The word hyphen comes from the Greek for together, which reflects the hyphen’s function as a connector. Dash is descriptive: it’s a bold stroke of punctuation, which can hive things off from each other as well as connect otherwise disparate elements.
The hyphen as connector
English, like German, likes to combine two or more words into one. The Germans just shove them all together, stringing a series of words into one long chain (Rindfleischetikettierungsüberwachungsaufgabenübertragungsgesetz apparently being the longest; it means ‘beef-labelling supervision duties delegation law’, formerly in the statute book of the German state of Mecklenburg-Vorpommern, but now since repealed).
In English, the tendency is to hyphenate compounds, at least initially. When people started to talk about holders of shares a lot, it made sense to make a compound: share-holder. Later (as often happens), the hyphen disappeared and left us with shareholder. Hyphens are also disappearing from words like vice-president, but leaving two words (vice president) rather than one. Fowler’s Modern English Usage says this is actually OK – but doesn’t vice chair sound a bit naughty?
The hyphen tends to stay, however, where its disappearance would leave a pile-up of letters that don’t naturally go together in English or which suggest a weird pronunciation: security-holder and loop-hole are preferable to their hyphen-less versions. Co-operative is better than cooperative for that reason, but unco-operative does admittedly look a bit odd (and gets a red wavy line under it when typed on the screen – not that one should pay unquestioning heed to that). The New Yorker has tried for years to get people to write coöperative, but nobody is buying it.
Hyphens are usual in compound adjectives: pea-green boat, 20-year-old whisky, end-of-year review, red-hot chili peppers (a shame it’s too late to educate Anthony Kiedis about the hyphen). Not using a hyphen can lead to confusion: are you getting extra marital sex or extra-marital sex? Where the first element in a compound adjective is an adverb, the hyphen sometimes disappears: a well-deserved vacation BUT (probably) a soundly argued factum. The rules on that last point are murky; be guided by common-sense.
I’m of two minds about constructions like second- and third-hand information. Fowler’s Modern English Usage (the Bible for these things) suggests that the first hyphen can go (and may be better from a stylistic perspective than the alternative second-hand and third-hand information). There may be times when you’d want to keep it, though, for the sake of clarity: the meaning changes if you drop the first hyphen in This book is intended for the ill- and well-educated.
Another common use of the hyphen is for compound surnames. This used to be a posh thing, where the surname of a wife or relation was added in order to inherit that person’s property (the most elaborate example is Temple-Nugent-Brydges-Chandos-Grenville). It’s now an egalitarian thing, so kids get both their parents’ names. Sometimes the hyphen is omitted in these formations, which can lead to confusion: is that a middle name or part of the family name?
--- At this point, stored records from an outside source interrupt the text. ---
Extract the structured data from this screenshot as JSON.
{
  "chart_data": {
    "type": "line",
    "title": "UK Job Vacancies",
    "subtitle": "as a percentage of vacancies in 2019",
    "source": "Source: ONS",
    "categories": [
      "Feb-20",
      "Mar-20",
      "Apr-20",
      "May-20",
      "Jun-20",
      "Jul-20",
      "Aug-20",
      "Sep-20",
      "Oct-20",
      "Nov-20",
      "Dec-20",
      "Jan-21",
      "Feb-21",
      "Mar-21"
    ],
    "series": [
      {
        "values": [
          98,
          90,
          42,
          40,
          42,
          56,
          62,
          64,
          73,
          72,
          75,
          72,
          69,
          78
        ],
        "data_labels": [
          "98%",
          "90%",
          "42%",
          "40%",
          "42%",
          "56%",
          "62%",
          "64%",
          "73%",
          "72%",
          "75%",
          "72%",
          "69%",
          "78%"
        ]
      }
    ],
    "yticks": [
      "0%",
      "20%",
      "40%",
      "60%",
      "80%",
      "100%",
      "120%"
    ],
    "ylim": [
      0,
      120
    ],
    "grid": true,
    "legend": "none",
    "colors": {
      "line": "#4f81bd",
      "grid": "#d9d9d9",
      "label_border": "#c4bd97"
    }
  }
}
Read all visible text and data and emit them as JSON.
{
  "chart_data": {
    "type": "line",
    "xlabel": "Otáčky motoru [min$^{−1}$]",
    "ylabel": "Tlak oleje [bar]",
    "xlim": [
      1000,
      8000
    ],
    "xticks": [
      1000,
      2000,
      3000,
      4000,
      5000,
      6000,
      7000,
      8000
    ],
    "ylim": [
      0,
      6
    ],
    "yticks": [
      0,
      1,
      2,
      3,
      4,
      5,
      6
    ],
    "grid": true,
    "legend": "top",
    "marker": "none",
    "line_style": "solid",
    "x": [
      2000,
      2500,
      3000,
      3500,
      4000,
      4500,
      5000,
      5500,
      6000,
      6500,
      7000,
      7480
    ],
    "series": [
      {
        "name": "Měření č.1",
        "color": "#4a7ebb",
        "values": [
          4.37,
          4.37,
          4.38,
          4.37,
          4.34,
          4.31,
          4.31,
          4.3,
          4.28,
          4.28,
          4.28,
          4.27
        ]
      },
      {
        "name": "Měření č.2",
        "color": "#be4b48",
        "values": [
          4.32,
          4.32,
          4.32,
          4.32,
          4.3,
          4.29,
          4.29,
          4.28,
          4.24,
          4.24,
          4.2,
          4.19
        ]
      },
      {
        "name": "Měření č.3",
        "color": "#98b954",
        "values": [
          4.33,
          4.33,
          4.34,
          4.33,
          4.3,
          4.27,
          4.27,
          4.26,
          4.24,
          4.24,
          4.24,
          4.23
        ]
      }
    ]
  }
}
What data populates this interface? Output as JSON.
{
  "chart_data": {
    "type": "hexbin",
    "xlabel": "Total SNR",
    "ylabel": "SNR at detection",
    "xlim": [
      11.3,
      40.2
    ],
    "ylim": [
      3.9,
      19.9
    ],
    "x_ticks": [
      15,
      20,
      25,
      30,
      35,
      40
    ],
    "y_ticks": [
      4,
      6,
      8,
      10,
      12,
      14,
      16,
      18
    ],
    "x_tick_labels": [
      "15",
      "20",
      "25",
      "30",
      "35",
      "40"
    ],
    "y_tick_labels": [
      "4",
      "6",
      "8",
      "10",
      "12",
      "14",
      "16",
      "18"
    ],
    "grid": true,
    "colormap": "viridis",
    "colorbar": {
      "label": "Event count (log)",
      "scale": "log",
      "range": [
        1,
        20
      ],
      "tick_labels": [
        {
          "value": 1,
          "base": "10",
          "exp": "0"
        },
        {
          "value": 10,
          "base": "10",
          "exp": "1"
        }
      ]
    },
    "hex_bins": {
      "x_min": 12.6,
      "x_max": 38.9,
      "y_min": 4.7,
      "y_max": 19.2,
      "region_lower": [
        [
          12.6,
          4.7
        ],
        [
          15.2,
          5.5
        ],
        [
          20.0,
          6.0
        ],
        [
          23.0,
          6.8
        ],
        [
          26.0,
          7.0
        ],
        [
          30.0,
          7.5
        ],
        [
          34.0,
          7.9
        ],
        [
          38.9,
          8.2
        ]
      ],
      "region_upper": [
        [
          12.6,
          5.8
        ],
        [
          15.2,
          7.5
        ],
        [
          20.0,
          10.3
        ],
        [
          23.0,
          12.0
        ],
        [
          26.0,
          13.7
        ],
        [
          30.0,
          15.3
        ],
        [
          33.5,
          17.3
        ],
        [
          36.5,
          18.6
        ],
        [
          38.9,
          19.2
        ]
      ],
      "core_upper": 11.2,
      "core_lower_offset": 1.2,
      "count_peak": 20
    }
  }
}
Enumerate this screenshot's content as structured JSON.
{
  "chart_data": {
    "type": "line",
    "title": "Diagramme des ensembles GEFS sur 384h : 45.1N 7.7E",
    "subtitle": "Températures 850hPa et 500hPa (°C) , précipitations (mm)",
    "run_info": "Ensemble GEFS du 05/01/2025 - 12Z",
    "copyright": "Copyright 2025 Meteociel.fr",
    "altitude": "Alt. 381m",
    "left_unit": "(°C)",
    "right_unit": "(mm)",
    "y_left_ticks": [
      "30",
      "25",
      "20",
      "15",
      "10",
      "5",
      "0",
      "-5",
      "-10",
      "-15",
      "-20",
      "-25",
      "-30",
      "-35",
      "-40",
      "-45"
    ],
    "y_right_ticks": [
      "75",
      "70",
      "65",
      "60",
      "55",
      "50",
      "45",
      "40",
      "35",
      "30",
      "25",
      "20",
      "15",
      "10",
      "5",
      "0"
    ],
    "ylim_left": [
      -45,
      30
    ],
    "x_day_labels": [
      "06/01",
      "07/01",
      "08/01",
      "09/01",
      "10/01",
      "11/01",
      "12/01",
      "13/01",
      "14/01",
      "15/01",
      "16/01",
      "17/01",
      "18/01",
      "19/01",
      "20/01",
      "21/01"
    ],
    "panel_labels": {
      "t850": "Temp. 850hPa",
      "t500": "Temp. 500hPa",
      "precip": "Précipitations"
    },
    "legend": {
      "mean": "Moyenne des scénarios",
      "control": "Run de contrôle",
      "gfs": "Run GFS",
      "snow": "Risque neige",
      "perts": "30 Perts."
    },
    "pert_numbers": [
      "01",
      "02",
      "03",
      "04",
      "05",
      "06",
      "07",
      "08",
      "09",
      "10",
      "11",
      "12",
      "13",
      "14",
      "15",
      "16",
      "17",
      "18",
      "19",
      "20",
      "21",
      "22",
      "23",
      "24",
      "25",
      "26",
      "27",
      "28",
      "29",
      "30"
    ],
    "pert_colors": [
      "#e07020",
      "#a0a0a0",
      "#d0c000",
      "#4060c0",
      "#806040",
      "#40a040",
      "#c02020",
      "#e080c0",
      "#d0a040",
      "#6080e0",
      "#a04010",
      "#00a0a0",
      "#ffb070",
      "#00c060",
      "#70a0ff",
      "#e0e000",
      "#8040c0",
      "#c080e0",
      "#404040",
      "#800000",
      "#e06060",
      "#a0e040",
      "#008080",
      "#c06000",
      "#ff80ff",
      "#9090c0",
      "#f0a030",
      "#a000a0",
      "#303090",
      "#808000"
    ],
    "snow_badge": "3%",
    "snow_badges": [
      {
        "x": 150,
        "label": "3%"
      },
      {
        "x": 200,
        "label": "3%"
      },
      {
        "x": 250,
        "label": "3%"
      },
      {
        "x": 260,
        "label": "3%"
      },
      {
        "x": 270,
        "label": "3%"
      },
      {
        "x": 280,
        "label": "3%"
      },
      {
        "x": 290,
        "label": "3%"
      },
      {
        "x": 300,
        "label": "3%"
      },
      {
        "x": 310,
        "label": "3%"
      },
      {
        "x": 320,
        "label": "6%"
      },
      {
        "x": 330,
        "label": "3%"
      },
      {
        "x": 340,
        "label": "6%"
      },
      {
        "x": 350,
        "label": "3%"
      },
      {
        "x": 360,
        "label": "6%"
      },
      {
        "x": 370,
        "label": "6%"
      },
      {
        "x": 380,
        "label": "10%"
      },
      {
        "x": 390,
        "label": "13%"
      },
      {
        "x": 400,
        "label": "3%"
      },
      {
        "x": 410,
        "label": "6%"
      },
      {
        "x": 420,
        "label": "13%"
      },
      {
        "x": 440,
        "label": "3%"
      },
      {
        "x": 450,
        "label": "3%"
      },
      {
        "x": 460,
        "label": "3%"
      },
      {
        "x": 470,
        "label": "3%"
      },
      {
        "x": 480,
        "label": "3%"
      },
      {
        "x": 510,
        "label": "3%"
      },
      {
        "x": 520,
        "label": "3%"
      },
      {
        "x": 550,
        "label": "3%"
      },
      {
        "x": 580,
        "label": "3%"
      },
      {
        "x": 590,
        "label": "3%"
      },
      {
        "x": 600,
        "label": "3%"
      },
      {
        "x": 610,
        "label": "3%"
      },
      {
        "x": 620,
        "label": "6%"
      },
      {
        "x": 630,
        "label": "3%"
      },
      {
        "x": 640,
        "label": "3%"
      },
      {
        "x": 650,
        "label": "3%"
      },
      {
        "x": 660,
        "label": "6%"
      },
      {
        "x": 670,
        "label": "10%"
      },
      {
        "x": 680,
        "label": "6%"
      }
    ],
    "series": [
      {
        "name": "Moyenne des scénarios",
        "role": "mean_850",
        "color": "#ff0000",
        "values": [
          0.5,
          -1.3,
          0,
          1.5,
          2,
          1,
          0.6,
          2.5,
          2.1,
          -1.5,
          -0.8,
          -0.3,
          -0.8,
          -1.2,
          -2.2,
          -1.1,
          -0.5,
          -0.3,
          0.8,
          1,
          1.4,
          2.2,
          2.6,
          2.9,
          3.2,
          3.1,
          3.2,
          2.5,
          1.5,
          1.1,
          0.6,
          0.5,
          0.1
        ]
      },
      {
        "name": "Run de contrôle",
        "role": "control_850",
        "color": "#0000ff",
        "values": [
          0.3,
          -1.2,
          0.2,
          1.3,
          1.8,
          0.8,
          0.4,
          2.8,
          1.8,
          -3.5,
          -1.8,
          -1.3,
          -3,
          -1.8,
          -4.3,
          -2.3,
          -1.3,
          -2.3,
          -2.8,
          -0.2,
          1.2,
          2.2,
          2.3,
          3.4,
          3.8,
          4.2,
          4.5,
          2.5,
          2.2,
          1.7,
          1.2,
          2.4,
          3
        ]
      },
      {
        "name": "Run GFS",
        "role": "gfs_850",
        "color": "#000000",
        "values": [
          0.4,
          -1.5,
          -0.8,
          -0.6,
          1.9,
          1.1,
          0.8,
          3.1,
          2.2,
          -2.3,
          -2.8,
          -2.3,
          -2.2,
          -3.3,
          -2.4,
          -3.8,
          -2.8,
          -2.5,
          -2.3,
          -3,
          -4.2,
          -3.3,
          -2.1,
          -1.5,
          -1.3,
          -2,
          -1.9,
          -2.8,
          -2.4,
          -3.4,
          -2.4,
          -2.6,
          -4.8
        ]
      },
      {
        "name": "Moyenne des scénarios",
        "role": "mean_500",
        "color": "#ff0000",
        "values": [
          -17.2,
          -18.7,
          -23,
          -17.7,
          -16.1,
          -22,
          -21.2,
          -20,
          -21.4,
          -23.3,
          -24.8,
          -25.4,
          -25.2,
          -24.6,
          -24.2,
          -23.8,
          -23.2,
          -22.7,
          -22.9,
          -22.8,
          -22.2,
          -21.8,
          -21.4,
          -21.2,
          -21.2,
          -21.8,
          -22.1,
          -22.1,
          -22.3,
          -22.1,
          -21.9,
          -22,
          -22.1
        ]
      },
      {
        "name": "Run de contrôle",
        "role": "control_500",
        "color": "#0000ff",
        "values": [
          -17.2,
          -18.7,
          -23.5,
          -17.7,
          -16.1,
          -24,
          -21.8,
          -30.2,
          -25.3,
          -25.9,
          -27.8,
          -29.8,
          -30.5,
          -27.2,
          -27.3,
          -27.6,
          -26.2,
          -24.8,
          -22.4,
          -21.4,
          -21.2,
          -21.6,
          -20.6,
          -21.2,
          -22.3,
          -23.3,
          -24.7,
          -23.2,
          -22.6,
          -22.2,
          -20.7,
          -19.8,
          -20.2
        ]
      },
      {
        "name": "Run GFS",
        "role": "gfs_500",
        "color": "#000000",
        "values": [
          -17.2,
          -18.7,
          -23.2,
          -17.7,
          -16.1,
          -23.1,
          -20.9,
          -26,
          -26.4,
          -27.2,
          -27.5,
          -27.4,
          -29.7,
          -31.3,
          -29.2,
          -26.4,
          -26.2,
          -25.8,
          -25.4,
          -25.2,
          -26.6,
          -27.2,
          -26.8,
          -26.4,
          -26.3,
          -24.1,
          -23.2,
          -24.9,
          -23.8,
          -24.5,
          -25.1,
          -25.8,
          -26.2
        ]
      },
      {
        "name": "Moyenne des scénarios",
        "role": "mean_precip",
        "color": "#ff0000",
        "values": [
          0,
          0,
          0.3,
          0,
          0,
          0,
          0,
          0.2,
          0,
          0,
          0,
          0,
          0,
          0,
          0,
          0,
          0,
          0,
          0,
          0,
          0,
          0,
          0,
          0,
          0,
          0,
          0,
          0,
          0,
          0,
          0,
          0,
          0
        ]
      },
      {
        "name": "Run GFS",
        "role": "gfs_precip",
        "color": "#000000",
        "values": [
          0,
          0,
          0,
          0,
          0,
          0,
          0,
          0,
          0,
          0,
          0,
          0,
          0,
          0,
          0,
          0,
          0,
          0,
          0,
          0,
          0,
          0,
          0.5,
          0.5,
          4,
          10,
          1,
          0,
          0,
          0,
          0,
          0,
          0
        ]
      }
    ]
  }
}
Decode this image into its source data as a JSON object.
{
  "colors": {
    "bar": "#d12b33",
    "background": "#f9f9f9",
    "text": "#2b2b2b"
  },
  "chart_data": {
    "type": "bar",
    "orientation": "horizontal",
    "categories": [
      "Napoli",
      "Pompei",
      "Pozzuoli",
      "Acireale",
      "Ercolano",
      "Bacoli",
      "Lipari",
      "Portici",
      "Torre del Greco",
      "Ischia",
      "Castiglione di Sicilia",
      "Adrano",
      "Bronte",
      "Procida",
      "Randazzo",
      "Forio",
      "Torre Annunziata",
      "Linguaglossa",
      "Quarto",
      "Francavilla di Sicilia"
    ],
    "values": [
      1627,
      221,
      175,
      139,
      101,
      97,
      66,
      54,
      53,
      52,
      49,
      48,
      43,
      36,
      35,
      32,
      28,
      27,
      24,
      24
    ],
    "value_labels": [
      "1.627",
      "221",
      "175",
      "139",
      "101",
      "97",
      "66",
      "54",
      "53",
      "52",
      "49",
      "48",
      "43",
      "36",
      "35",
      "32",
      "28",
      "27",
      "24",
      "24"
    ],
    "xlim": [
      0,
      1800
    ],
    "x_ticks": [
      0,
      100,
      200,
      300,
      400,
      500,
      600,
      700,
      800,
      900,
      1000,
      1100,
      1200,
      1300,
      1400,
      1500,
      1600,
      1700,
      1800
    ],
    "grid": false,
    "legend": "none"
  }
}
The dash has many uses, and as many—or more—misuses. Chief among the uses is to add a parenthetical phrase in the middle of a sentence, by way of explanation or for emphasis. If you hadn’t noticed, there is an example of in the opening sentence of this section. You can also do it at the end of a sentence, for emphasis—as I’ve just done now. Go easy, though: too much emphasis de-emphasises.
A bit of typography
The hyphen is one short stroke, like so: –
There are two types of dash: the ’em’ dash (—)and the ‘en’ (–), so-called by printers because they are the length of the bits of metal type used for printing the letters M and N respectively. (They are also called the long and the short dash.)
For purists, the en dash is used to separate date ranges (1837–1901) and connected or contrasted pairs of words (the North–South divide). The em dash is reserved for breaks in sentences. There should be no space on either side of a dash.
In the days of the manual typewriter, the em dash was rendered with three hyphens (—), the en with two (–). Typography nerds decry the continuation of this practice in the digital era, but you may have to resort to the ‘special characters’ menu to get the em dash, or figure out some combination of option and shift keys (which eludes me). In common usage, most people use a hyphen for date ranges and word-pairs, an en dash for sentence-breaks (your computer will generally convert two hyphens into the latter).